问题
I have a bit of strange question. If I use objdump -d for disassembling an ARM binary it can resolve the function (system library) names of branch instructions e.g.:
8404: e581e000 str lr, [r1]
8408: e59f0028 ldr r0, [pc, #40] ; 8438 <address_of_message1>
840c: ebffffc1 bl 8318 <printf@plt>
8410: e59f0028 ldr r0, [pc, #40] ; 8440 <address_of_scan_pattern>
8414: e59f1028 ldr r1, [pc, #40] ; 8444 <address_of_read>
8418: ebffffc4 bl 8330 <scanf@plt>
841c: e59f0018 ldr r0, [pc, #24] ; 843c <address_of_message2>
So I see bl 8318 will call printf. When I use gdb and the disas command I get the disassembly without the function name (same code sample), see:
0x00008408 <+8>: ldr r0, [pc, #40] ; 0x8438 <address_of_message1>
0x0000840c <+12>: bl 0x8318
0x00008410 <+16>: ldr r0, [pc, #40] ; 0x8440 <address_of_scan_pattern>
0x00008414 <+20>: ldr r1, [pc, #40] ; 0x8444 <address_of_read>
0x00008418 <+24>: bl 0x8330
In gdb I see only the branch to 0x8330.
Is it possible to resolve the function name also with gdb ?

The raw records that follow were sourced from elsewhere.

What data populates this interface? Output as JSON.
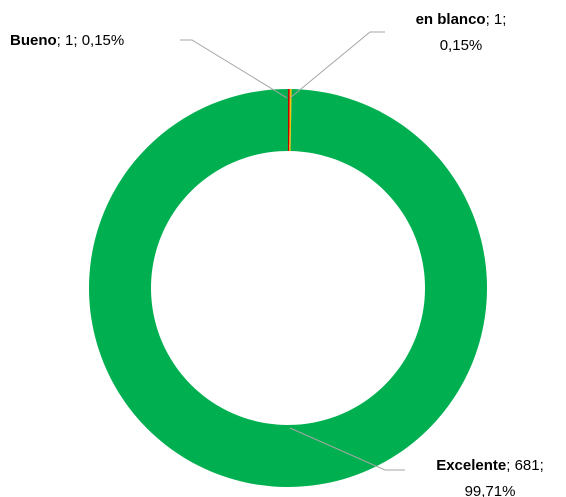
{
  "chart_data": {
    "type": "donut",
    "categories": [
      "en blanco",
      "Bueno",
      "Excelente"
    ],
    "values": [
      1,
      1,
      681
    ],
    "percent_labels": [
      "0,15%",
      "0,15%",
      "99,71%"
    ],
    "colors": [
      "#c00000",
      "#ffc000",
      "#00b050"
    ],
    "label_separator": "; "
  }
}
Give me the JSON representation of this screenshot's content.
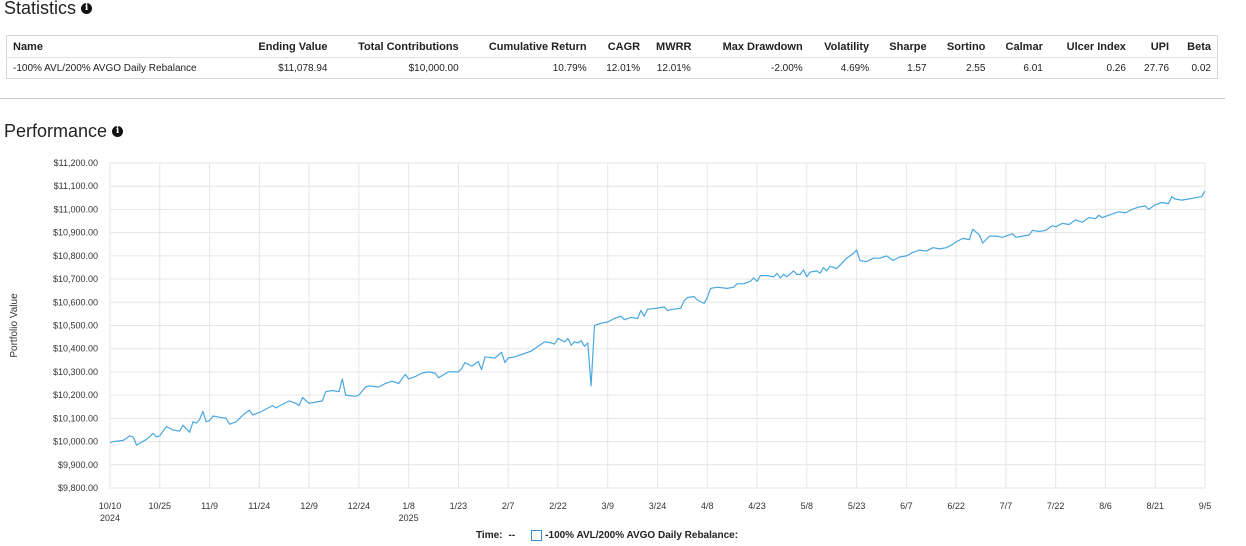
{
  "statistics": {
    "title": "Statistics",
    "columns": [
      "Name",
      "Ending Value",
      "Total Contributions",
      "Cumulative Return",
      "CAGR",
      "MWRR",
      "Max Drawdown",
      "Volatility",
      "Sharpe",
      "Sortino",
      "Calmar",
      "Ulcer Index",
      "UPI",
      "Beta"
    ],
    "row": {
      "name": "-100% AVL/200% AVGO Daily Rebalance",
      "ending_value": "$11,078.94",
      "total_contributions": "$10,000.00",
      "cumulative_return": "10.79%",
      "cagr": "12.01%",
      "mwrr": "12.01%",
      "max_drawdown": "-2.00%",
      "volatility": "4.69%",
      "sharpe": "1.57",
      "sortino": "2.55",
      "calmar": "6.01",
      "ulcer_index": "0.26",
      "upi": "27.76",
      "beta": "0.02"
    }
  },
  "performance": {
    "title": "Performance",
    "legend": {
      "time_label": "Time:",
      "time_value": "--",
      "series_label": "-100% AVL/200% AVGO Daily Rebalance:"
    }
  },
  "chart_data": {
    "type": "line",
    "ylabel": "Portfolio Value",
    "xlabel": "",
    "ylim": [
      9800,
      11200
    ],
    "y_ticks": [
      "$9,800.00",
      "$9,900.00",
      "$10,000.00",
      "$10,100.00",
      "$10,200.00",
      "$10,300.00",
      "$10,400.00",
      "$10,500.00",
      "$10,600.00",
      "$10,700.00",
      "$10,800.00",
      "$10,900.00",
      "$11,000.00",
      "$11,100.00",
      "$11,200.00"
    ],
    "x_ticks": [
      {
        "label": "10/10",
        "sub": "2024"
      },
      {
        "label": "10/25",
        "sub": ""
      },
      {
        "label": "11/9",
        "sub": ""
      },
      {
        "label": "11/24",
        "sub": ""
      },
      {
        "label": "12/9",
        "sub": ""
      },
      {
        "label": "12/24",
        "sub": ""
      },
      {
        "label": "1/8",
        "sub": "2025"
      },
      {
        "label": "1/23",
        "sub": ""
      },
      {
        "label": "2/7",
        "sub": ""
      },
      {
        "label": "2/22",
        "sub": ""
      },
      {
        "label": "3/9",
        "sub": ""
      },
      {
        "label": "3/24",
        "sub": ""
      },
      {
        "label": "4/8",
        "sub": ""
      },
      {
        "label": "4/23",
        "sub": ""
      },
      {
        "label": "5/8",
        "sub": ""
      },
      {
        "label": "5/23",
        "sub": ""
      },
      {
        "label": "6/7",
        "sub": ""
      },
      {
        "label": "6/22",
        "sub": ""
      },
      {
        "label": "7/7",
        "sub": ""
      },
      {
        "label": "7/22",
        "sub": ""
      },
      {
        "label": "8/6",
        "sub": ""
      },
      {
        "label": "8/21",
        "sub": ""
      },
      {
        "label": "9/5",
        "sub": ""
      }
    ],
    "grid": true,
    "series": [
      {
        "name": "-100% AVL/200% AVGO Daily Rebalance",
        "color": "#4aa8e0",
        "points": [
          [
            "10/10",
            9995
          ],
          [
            "10/11",
            10000
          ],
          [
            "10/14",
            10005
          ],
          [
            "10/16",
            10025
          ],
          [
            "10/17",
            10020
          ],
          [
            "10/18",
            9985
          ],
          [
            "10/21",
            10010
          ],
          [
            "10/23",
            10035
          ],
          [
            "10/24",
            10020
          ],
          [
            "10/25",
            10025
          ],
          [
            "10/27",
            10065
          ],
          [
            "10/29",
            10050
          ],
          [
            "10/31",
            10045
          ],
          [
            "11/1",
            10070
          ],
          [
            "11/3",
            10040
          ],
          [
            "11/4",
            10085
          ],
          [
            "11/5",
            10080
          ],
          [
            "11/6",
            10095
          ],
          [
            "11/7",
            10130
          ],
          [
            "11/8",
            10085
          ],
          [
            "11/9",
            10090
          ],
          [
            "11/10",
            10110
          ],
          [
            "11/12",
            10105
          ],
          [
            "11/14",
            10100
          ],
          [
            "11/15",
            10075
          ],
          [
            "11/17",
            10085
          ],
          [
            "11/18",
            10100
          ],
          [
            "11/20",
            10125
          ],
          [
            "11/21",
            10135
          ],
          [
            "11/22",
            10115
          ],
          [
            "11/24",
            10125
          ],
          [
            "11/26",
            10140
          ],
          [
            "11/28",
            10155
          ],
          [
            "11/29",
            10145
          ],
          [
            "12/1",
            10160
          ],
          [
            "12/3",
            10175
          ],
          [
            "12/5",
            10165
          ],
          [
            "12/6",
            10155
          ],
          [
            "12/7",
            10190
          ],
          [
            "12/9",
            10165
          ],
          [
            "12/11",
            10170
          ],
          [
            "12/13",
            10175
          ],
          [
            "12/14",
            10215
          ],
          [
            "12/16",
            10220
          ],
          [
            "12/18",
            10215
          ],
          [
            "12/19",
            10270
          ],
          [
            "12/20",
            10200
          ],
          [
            "12/23",
            10195
          ],
          [
            "12/24",
            10200
          ],
          [
            "12/26",
            10235
          ],
          [
            "12/27",
            10240
          ],
          [
            "12/30",
            10235
          ],
          [
            "1/1",
            10250
          ],
          [
            "1/3",
            10260
          ],
          [
            "1/5",
            10250
          ],
          [
            "1/7",
            10290
          ],
          [
            "1/8",
            10270
          ],
          [
            "1/10",
            10280
          ],
          [
            "1/12",
            10295
          ],
          [
            "1/14",
            10300
          ],
          [
            "1/16",
            10295
          ],
          [
            "1/17",
            10275
          ],
          [
            "1/20",
            10300
          ],
          [
            "1/22",
            10300
          ],
          [
            "1/23",
            10300
          ],
          [
            "1/24",
            10315
          ],
          [
            "1/25",
            10340
          ],
          [
            "1/27",
            10325
          ],
          [
            "1/29",
            10345
          ],
          [
            "1/30",
            10310
          ],
          [
            "1/31",
            10365
          ],
          [
            "2/3",
            10360
          ],
          [
            "2/5",
            10385
          ],
          [
            "2/6",
            10340
          ],
          [
            "2/7",
            10360
          ],
          [
            "2/9",
            10365
          ],
          [
            "2/11",
            10375
          ],
          [
            "2/13",
            10385
          ],
          [
            "2/14",
            10390
          ],
          [
            "2/16",
            10410
          ],
          [
            "2/18",
            10430
          ],
          [
            "2/20",
            10425
          ],
          [
            "2/21",
            10420
          ],
          [
            "2/22",
            10445
          ],
          [
            "2/24",
            10430
          ],
          [
            "2/25",
            10445
          ],
          [
            "2/26",
            10415
          ],
          [
            "2/27",
            10430
          ],
          [
            "2/28",
            10425
          ],
          [
            "3/1",
            10435
          ],
          [
            "3/2",
            10410
          ],
          [
            "3/3",
            10425
          ],
          [
            "3/4",
            10240
          ],
          [
            "3/5",
            10500
          ],
          [
            "3/7",
            10510
          ],
          [
            "3/9",
            10515
          ],
          [
            "3/11",
            10530
          ],
          [
            "3/13",
            10540
          ],
          [
            "3/14",
            10525
          ],
          [
            "3/16",
            10535
          ],
          [
            "3/18",
            10530
          ],
          [
            "3/19",
            10565
          ],
          [
            "3/20",
            10540
          ],
          [
            "3/21",
            10570
          ],
          [
            "3/24",
            10575
          ],
          [
            "3/26",
            10580
          ],
          [
            "3/27",
            10565
          ],
          [
            "3/29",
            10570
          ],
          [
            "3/31",
            10575
          ],
          [
            "4/1",
            10605
          ],
          [
            "4/2",
            10620
          ],
          [
            "4/4",
            10625
          ],
          [
            "4/5",
            10610
          ],
          [
            "4/7",
            10595
          ],
          [
            "4/8",
            10620
          ],
          [
            "4/9",
            10660
          ],
          [
            "4/11",
            10665
          ],
          [
            "4/14",
            10660
          ],
          [
            "4/16",
            10665
          ],
          [
            "4/17",
            10680
          ],
          [
            "4/19",
            10680
          ],
          [
            "4/21",
            10690
          ],
          [
            "4/22",
            10705
          ],
          [
            "4/23",
            10690
          ],
          [
            "4/24",
            10715
          ],
          [
            "4/26",
            10715
          ],
          [
            "4/28",
            10710
          ],
          [
            "4/29",
            10725
          ],
          [
            "4/30",
            10705
          ],
          [
            "5/1",
            10720
          ],
          [
            "5/2",
            10710
          ],
          [
            "5/4",
            10735
          ],
          [
            "5/5",
            10720
          ],
          [
            "5/6",
            10720
          ],
          [
            "5/7",
            10740
          ],
          [
            "5/8",
            10710
          ],
          [
            "5/9",
            10730
          ],
          [
            "5/11",
            10735
          ],
          [
            "5/12",
            10725
          ],
          [
            "5/13",
            10750
          ],
          [
            "5/14",
            10735
          ],
          [
            "5/15",
            10755
          ],
          [
            "5/17",
            10745
          ],
          [
            "5/19",
            10775
          ],
          [
            "5/20",
            10790
          ],
          [
            "5/22",
            10810
          ],
          [
            "5/23",
            10825
          ],
          [
            "5/24",
            10780
          ],
          [
            "5/26",
            10775
          ],
          [
            "5/28",
            10790
          ],
          [
            "5/30",
            10790
          ],
          [
            "6/1",
            10800
          ],
          [
            "6/3",
            10780
          ],
          [
            "6/5",
            10795
          ],
          [
            "6/7",
            10800
          ],
          [
            "6/9",
            10815
          ],
          [
            "6/11",
            10825
          ],
          [
            "6/13",
            10820
          ],
          [
            "6/15",
            10835
          ],
          [
            "6/17",
            10830
          ],
          [
            "6/19",
            10835
          ],
          [
            "6/21",
            10850
          ],
          [
            "6/22",
            10860
          ],
          [
            "6/24",
            10875
          ],
          [
            "6/26",
            10870
          ],
          [
            "6/27",
            10915
          ],
          [
            "6/29",
            10890
          ],
          [
            "6/30",
            10855
          ],
          [
            "7/2",
            10885
          ],
          [
            "7/4",
            10885
          ],
          [
            "7/6",
            10880
          ],
          [
            "7/7",
            10885
          ],
          [
            "7/9",
            10895
          ],
          [
            "7/10",
            10880
          ],
          [
            "7/12",
            10885
          ],
          [
            "7/14",
            10890
          ],
          [
            "7/15",
            10910
          ],
          [
            "7/17",
            10905
          ],
          [
            "7/19",
            10910
          ],
          [
            "7/21",
            10930
          ],
          [
            "7/22",
            10925
          ],
          [
            "7/24",
            10940
          ],
          [
            "7/26",
            10935
          ],
          [
            "7/28",
            10955
          ],
          [
            "7/30",
            10945
          ],
          [
            "8/1",
            10965
          ],
          [
            "8/3",
            10960
          ],
          [
            "8/4",
            10975
          ],
          [
            "8/5",
            10965
          ],
          [
            "8/6",
            10970
          ],
          [
            "8/8",
            10980
          ],
          [
            "8/10",
            10990
          ],
          [
            "8/12",
            10985
          ],
          [
            "8/14",
            11000
          ],
          [
            "8/16",
            11010
          ],
          [
            "8/18",
            11015
          ],
          [
            "8/19",
            11000
          ],
          [
            "8/21",
            11020
          ],
          [
            "8/23",
            11030
          ],
          [
            "8/25",
            11025
          ],
          [
            "8/26",
            11055
          ],
          [
            "8/27",
            11045
          ],
          [
            "8/29",
            11040
          ],
          [
            "8/31",
            11045
          ],
          [
            "9/2",
            11050
          ],
          [
            "9/4",
            11055
          ],
          [
            "9/5",
            11079
          ]
        ]
      }
    ]
  }
}
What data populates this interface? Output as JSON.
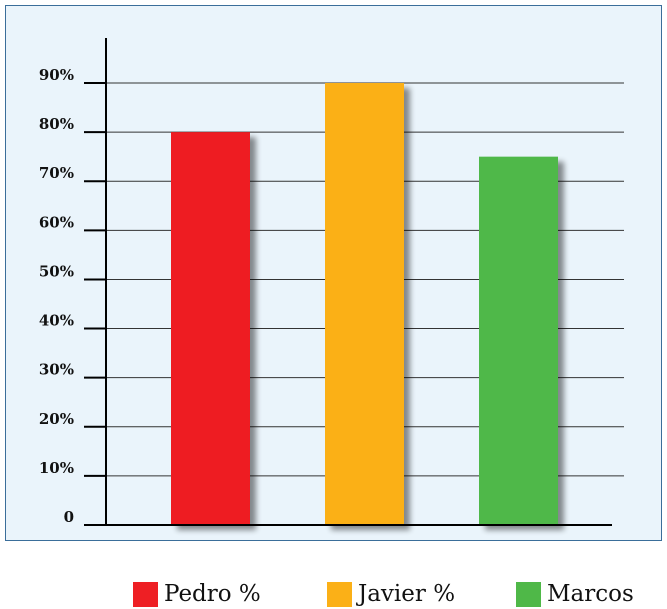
{
  "chart_data": {
    "type": "bar",
    "categories": [
      "Pedro %",
      "Javier %",
      "Marcos"
    ],
    "values": [
      80,
      90,
      75
    ],
    "colors": [
      "#ee1f24",
      "#fbb017",
      "#4fb848"
    ],
    "ylim": [
      0,
      90
    ],
    "yticks": [
      0,
      10,
      20,
      30,
      40,
      50,
      60,
      70,
      80,
      90
    ],
    "ytick_labels": [
      "0",
      "10%",
      "20%",
      "30%",
      "40%",
      "50%",
      "60%",
      "70%",
      "80%",
      "90%"
    ],
    "grid": true,
    "legend_position": "bottom",
    "title": "",
    "xlabel": "",
    "ylabel": ""
  }
}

Can anybody explain to me why objdump can resolve the name of system functin calls and gdb not ?
回答1:
gdb and GNU objdump use the same library (bfd) to read and interpret library, but it's statically compiled in. That means, that an old version of gdb could show less then a newer objdump.
I've tested a recent objdump and a recent gdb on i386 on a hello world and both show the same information.
Please check that you're using a recent gdb.